Goto Main Content
:::

Chapter Law Content

Chapter I General Rules
Article 1
These Standards are enacted in accordance with Paragraph 3 of Article 34 of Telecommunications Management Act.
Article 2
The terms used in the Standards are defined as follows:
1. Licensed segment: the segment within a telecommunications enterprise that provides telecommunications services.
2. Other segments: other segments within a telecommunications enterprise that provides non-licensed(non-telecommunications)services.
3. Related parties: as defined in Financial Supervisory Commission recognized International Financial Reporting Standards(IFRS), International Accounting Standards(IAS), and Interpretations developed by the International Financial Reporting Interpretations Committee(IFRIC)or the former Standing Interpretations Committee(SIC).
4. Entity accounting: the accounting principles, accounting policies and chart of accounts prescribed for a telecommunications enterprise to prepare its consolidated financial information thereof.
5. Separation accounting: the concepts, methods and practice prescribed for a telecommunications enterprise that attribute its revenues, costs and assets to telecommunications services or other non-telecommunications services.
6. Accounting Operating Procedures Manual(procedures manual): a document used by the telecommunications enterprise to specify and illustrate the steps for implementing the Standards.
7. Capital cost: the opportunity cost of the funds invested for maintaining operations.
8. Jointly acquired asset: an asset that is purchased or constructed with an intention of it being used by a telecommunications enterprise and its related parties and has limited alternative uses.
9. Data pool: a mechanism that compiles data on the costs, assets and revenues derived from an operating activity or telecommunications service.
10. Driver: a factor that causes costs, revenue and assets; and is used to measure the extent of resources consumed by telecommunications services.

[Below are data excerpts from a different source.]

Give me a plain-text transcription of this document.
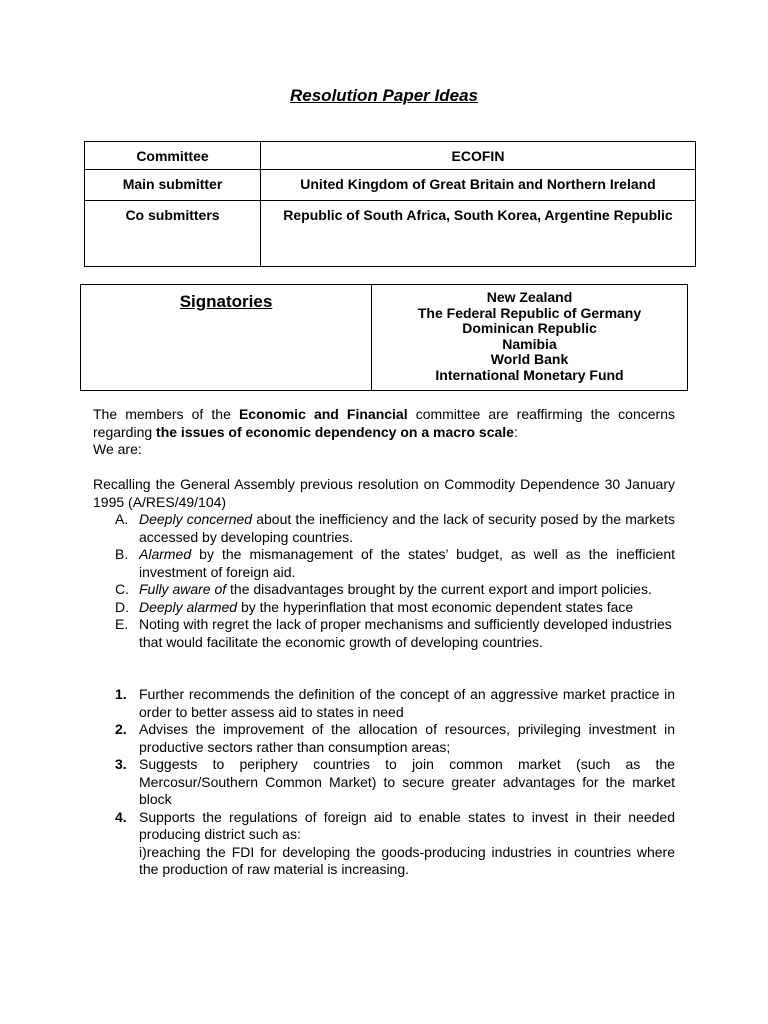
Resolution Paper Ideas
Committee	ECOFIN
Main submitter	United Kingdom of Great Britain and Northern Ireland
Co submitters	Republic of South Africa, South Korea, Argentine Republic
Signatories	New Zealand
The Federal Republic of Germany
Dominican Republic
Namibia
World Bank
International Monetary Fund

The members of the Economic and Financial committee are reaffirming the concerns regarding the issues of economic dependency on a macro scale:

We are:

Recalling the General Assembly previous resolution on Commodity Dependence 30 January 1995 (A/RES/49/104)

A. Deeply concerned about the inefficiency and the lack of security posed by the markets accessed by developing countries.
B. Alarmed by the mismanagement of the states’ budget, as well as the inefficient investment of foreign aid.
C. Fully aware of the disadvantages brought by the current export and import policies.
D. Deeply alarmed by the hyperinflation that most economic dependent states face
E. Noting with regret the lack of proper mechanisms and sufficiently developed industries that would facilitate the economic growth of developing countries.
1. Further recommends the definition of the concept of an aggressive market practice in order to better assess aid to states in need
2. Advises the improvement of the allocation of resources, privileging investment in productive sectors rather than consumption areas;
3. Suggests to periphery countries to join common market (such as the Mercosur/Southern Common Market) to secure greater advantages for the market block
4. Supports the regulations of foreign aid to enable states to invest in their needed producing district such as:
i)reaching the FDI for developing the goods-producing industries in countries where the production of raw material is increasing.
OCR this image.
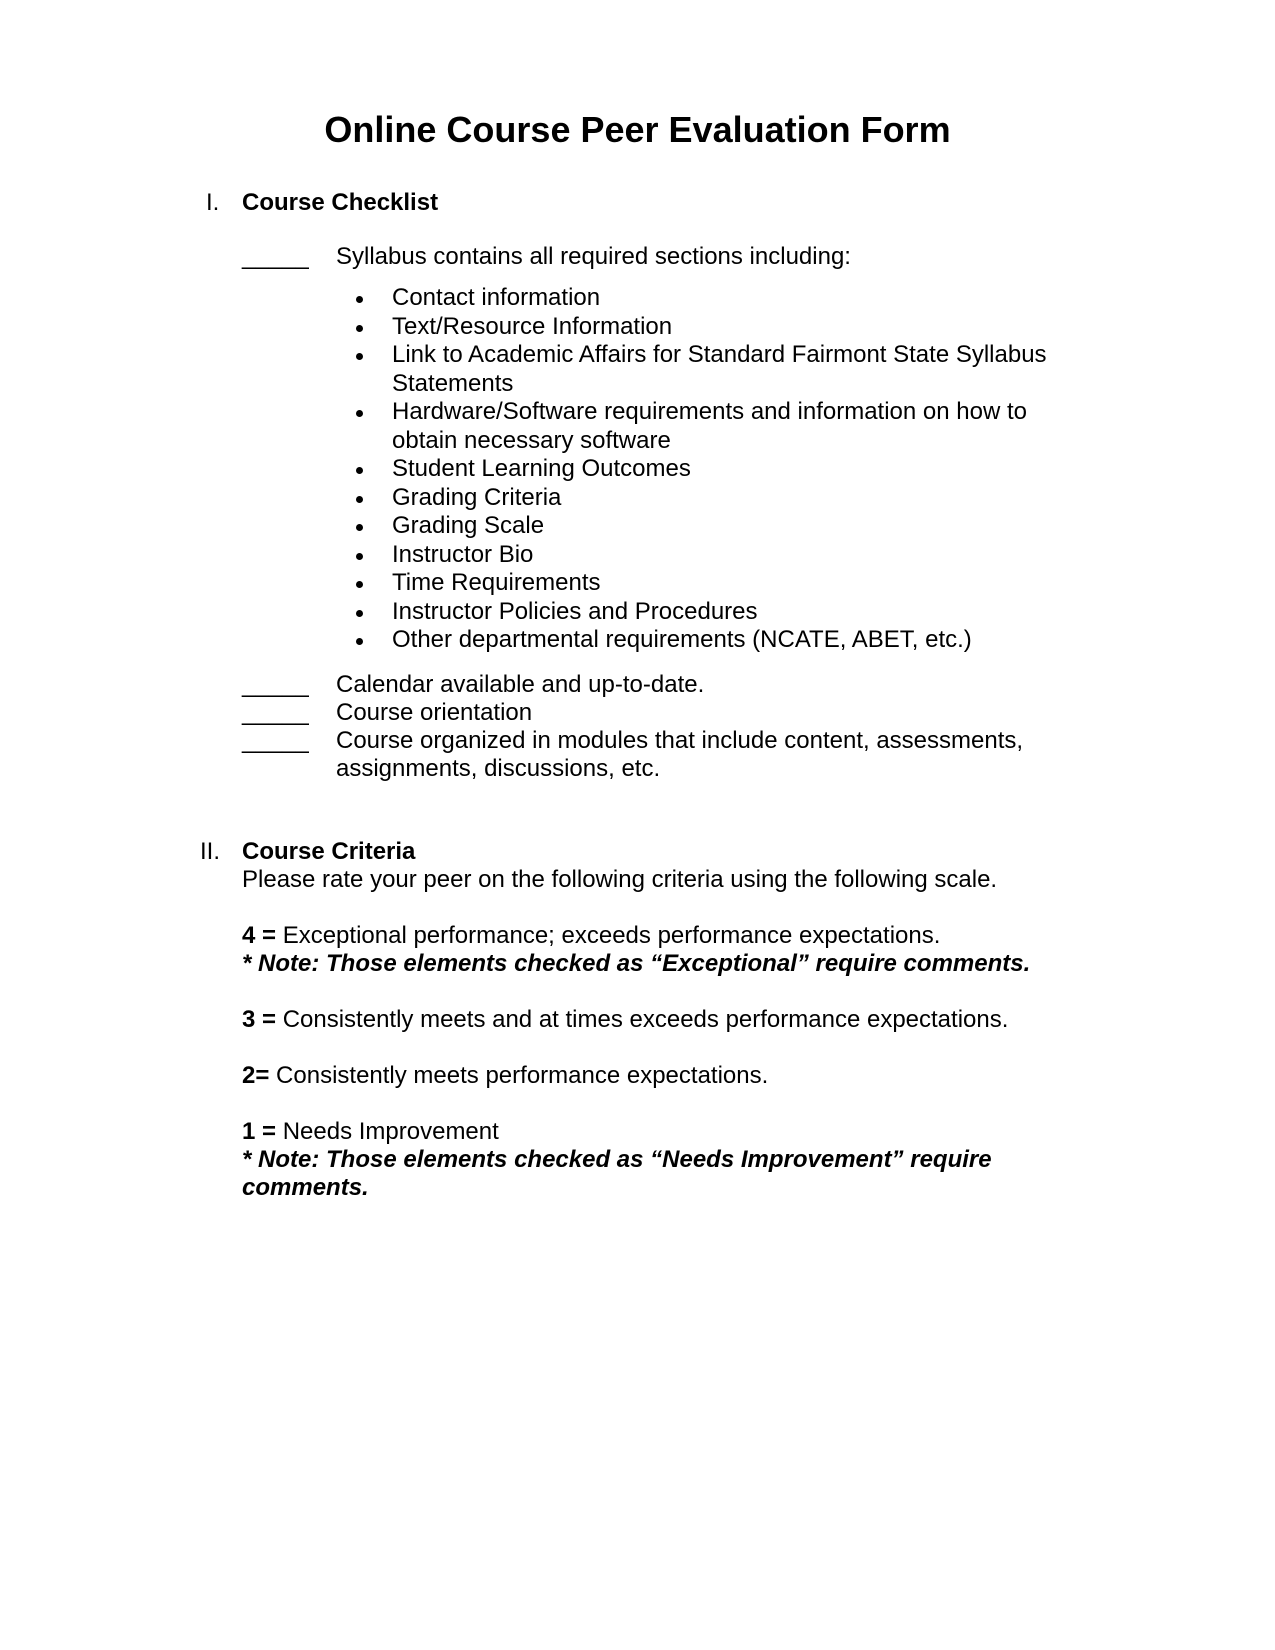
Online Course Peer Evaluation Form
I. Course Checklist
_____ Syllabus contains all required sections including:
Contact information
Text/Resource Information
Link to Academic Affairs for Standard Fairmont State Syllabus Statements
Hardware/Software requirements and information on how to obtain necessary software
Student Learning Outcomes
Grading Criteria
Grading Scale
Instructor Bio
Time Requirements
Instructor Policies and Procedures
Other departmental requirements (NCATE, ABET, etc.)
_____ Calendar available and up-to-date.
_____ Course orientation
_____ Course organized in modules that include content, assessments, assignments, discussions, etc.
II. Course Criteria

Please rate your peer on the following criteria using the following scale.

4 = Exceptional performance; exceeds performance expectations.

* Note: Those elements checked as “Exceptional” require comments.

3 = Consistently meets and at times exceeds performance expectations.

2= Consistently meets performance expectations.

1 = Needs Improvement

* Note: Those elements checked as “Needs Improvement” require comments.
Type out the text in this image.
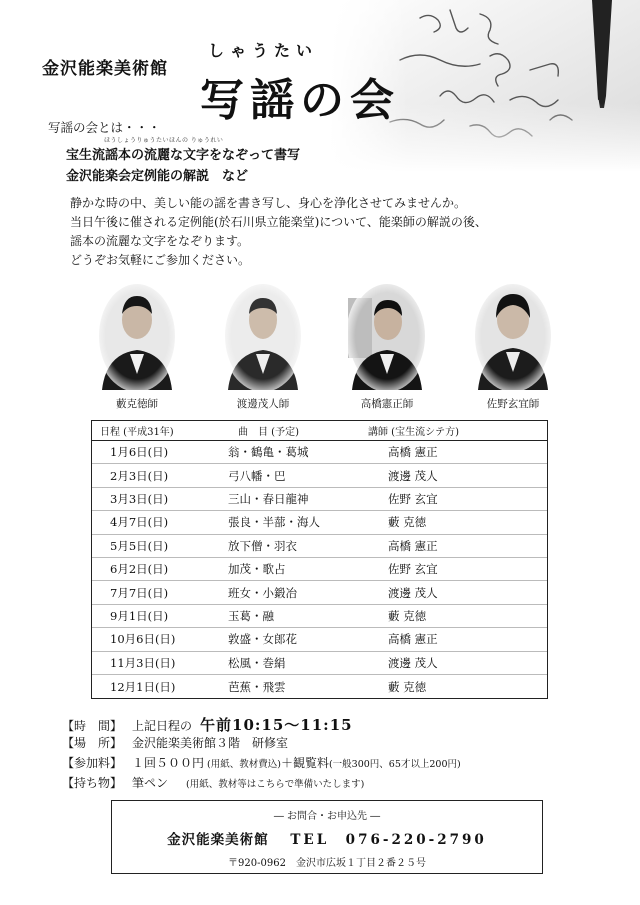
金沢能楽美術館
しゃうたい
写謡の会
写謡の会とは・・・
ほうしょうりゅうたいほんの りゅうれい
宝生流謡本の流麗な文字をなぞって書写
金沢能楽会定例能の解説　など

静かな時の中、美しい能の謡を書き写し、身心を浄化させてみませんか。

当日午後に催される定例能(於石川県立能楽堂)について、能楽師の解説の後、

謡本の流麗な文字をなぞります。

どうぞお気軽にご参加ください。

藪克徳師	渡邊茂人師	高橋憲正師	佐野玄宜師
日程 (平成31年)	曲　目 (予定)	講師 (宝生流シテ方)
1月6日(日)	翁・鶴亀・葛城	高橋 憲正
2月3日(日)	弓八幡・巴	渡邊 茂人
3月3日(日)	三山・春日龍神	佐野 玄宜
4月7日(日)	張良・半蔀・海人	藪 克徳
5月5日(日)	放下僧・羽衣	高橋 憲正
6月2日(日)	加茂・歌占	佐野 玄宜
7月7日(日)	班女・小鍛冶	渡邊 茂人
9月1日(日)	玉葛・融	藪 克徳
10月6日(日)	敦盛・女郎花	高橋 憲正
11月3日(日)	松風・巻絹	渡邊 茂人
12月1日(日)	芭蕉・飛雲	藪 克徳
【時　間】 上記日程の 午前10:15〜11:15
【場　所】 金沢能楽美術館３階　研修室
【参加料】 １回５００円 (用紙、教材費込) ＋観覧料 (一般300円、65才以上200円)
【持ち物】 筆ペン (用紙、教材等はこちらで準備いたします)
― お問合・お申込先 ―
金沢能楽美術館 TEL　076-220-2790
〒920-0962　金沢市広坂１丁目２番２５号
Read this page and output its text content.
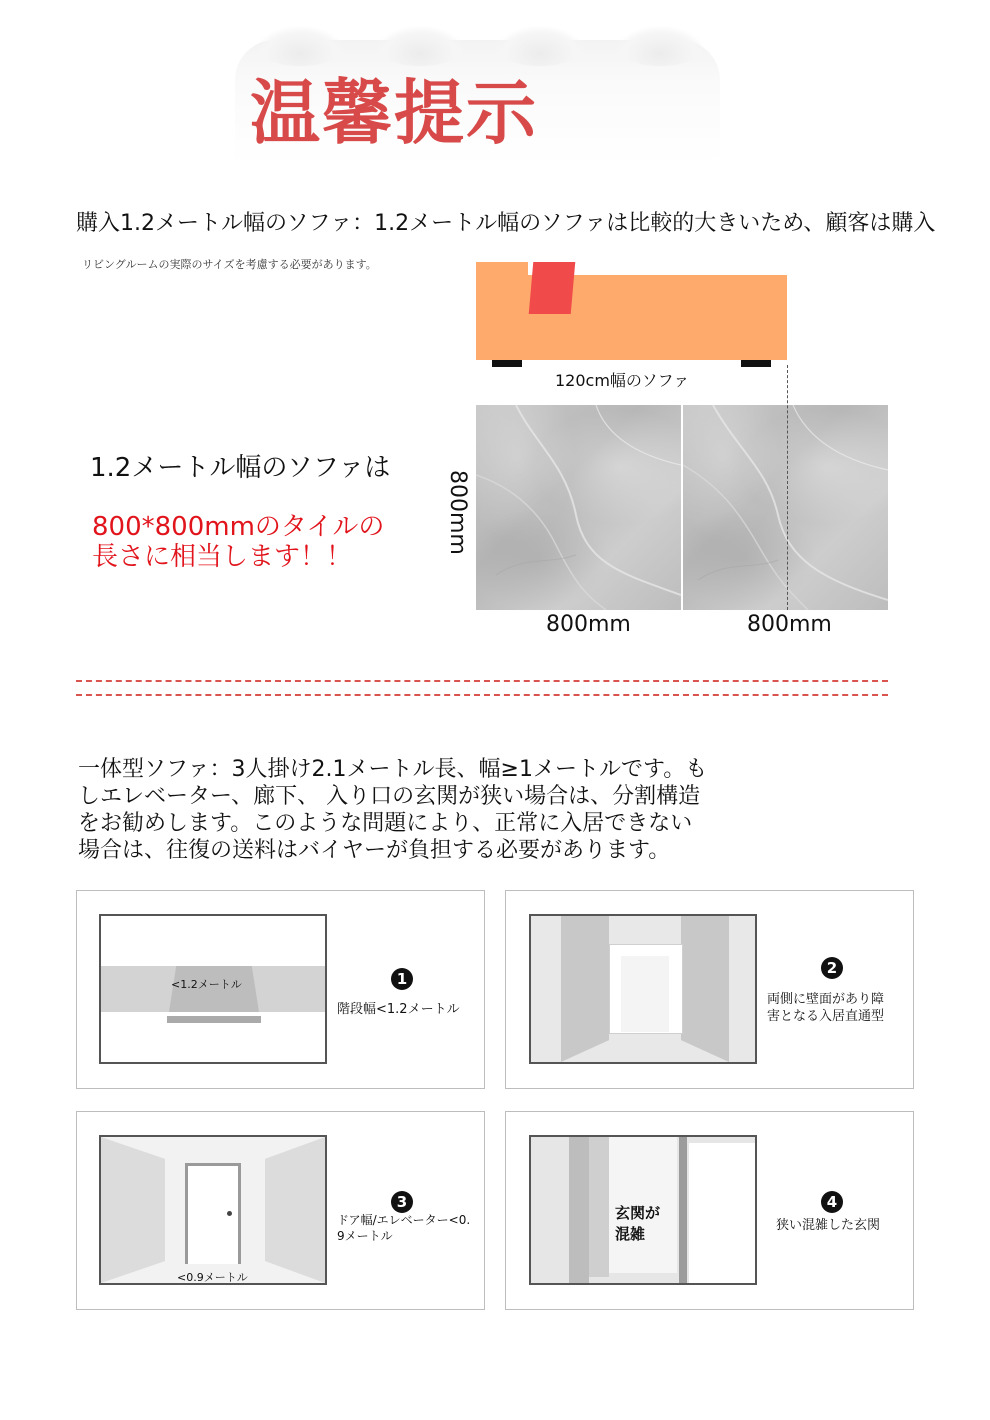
温馨提示
購入1.2メートル幅のソファ：1.2メートル幅のソファは比較的大きいため、顧客は購入
リビングルームの実際のサイズを考慮する必要があります。
120cm幅のソファ
800mm
800mm	800mm
1.2メートル幅のソファは
800*800mmのタイルの
長さに相当します！！
一体型ソファ：3人掛け2.1メートル長、幅≥1メートルです。も
しエレベーター、廊下、 入り口の玄関が狭い場合は、分割構造
をお勧めします。このような問題により、正常に入居できない
場合は、往復の送料はバイヤーが負担する必要があります。
<1.2メートル	1
階段幅<1.2メートル
2
両側に壁面があり障
害となる入居直通型
<0.9メートル
3
ドア幅/エレベーター<0.
9メートル
玄関が
混雑
4
狭い混雑した玄関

11. Equal Proportionate Mark-Up: a method of allocating common costs in proportion to the cost already allocated to the separate segments(i.e., costs directly and indirectly attributed to the licensed segment).
Article 3
The accounting policies, system, methods, procedures and principles of enterprises with significance in the market shall be handled in accordance with these Standards. Those that are not specified in the Standards shall refer to the generally accepted accounting principles.
The generally accepted accounting principles described in the preceding paragraph refer to Financial Supervisory Commission recognized and issued International Financial Reporting Standards(IFRS), International Accounting Standards(IAS), and Interpretations developed by the International Financial Reporting Interpretations Committee(IFRIC)or the former Standing Interpretations Committee(SIC).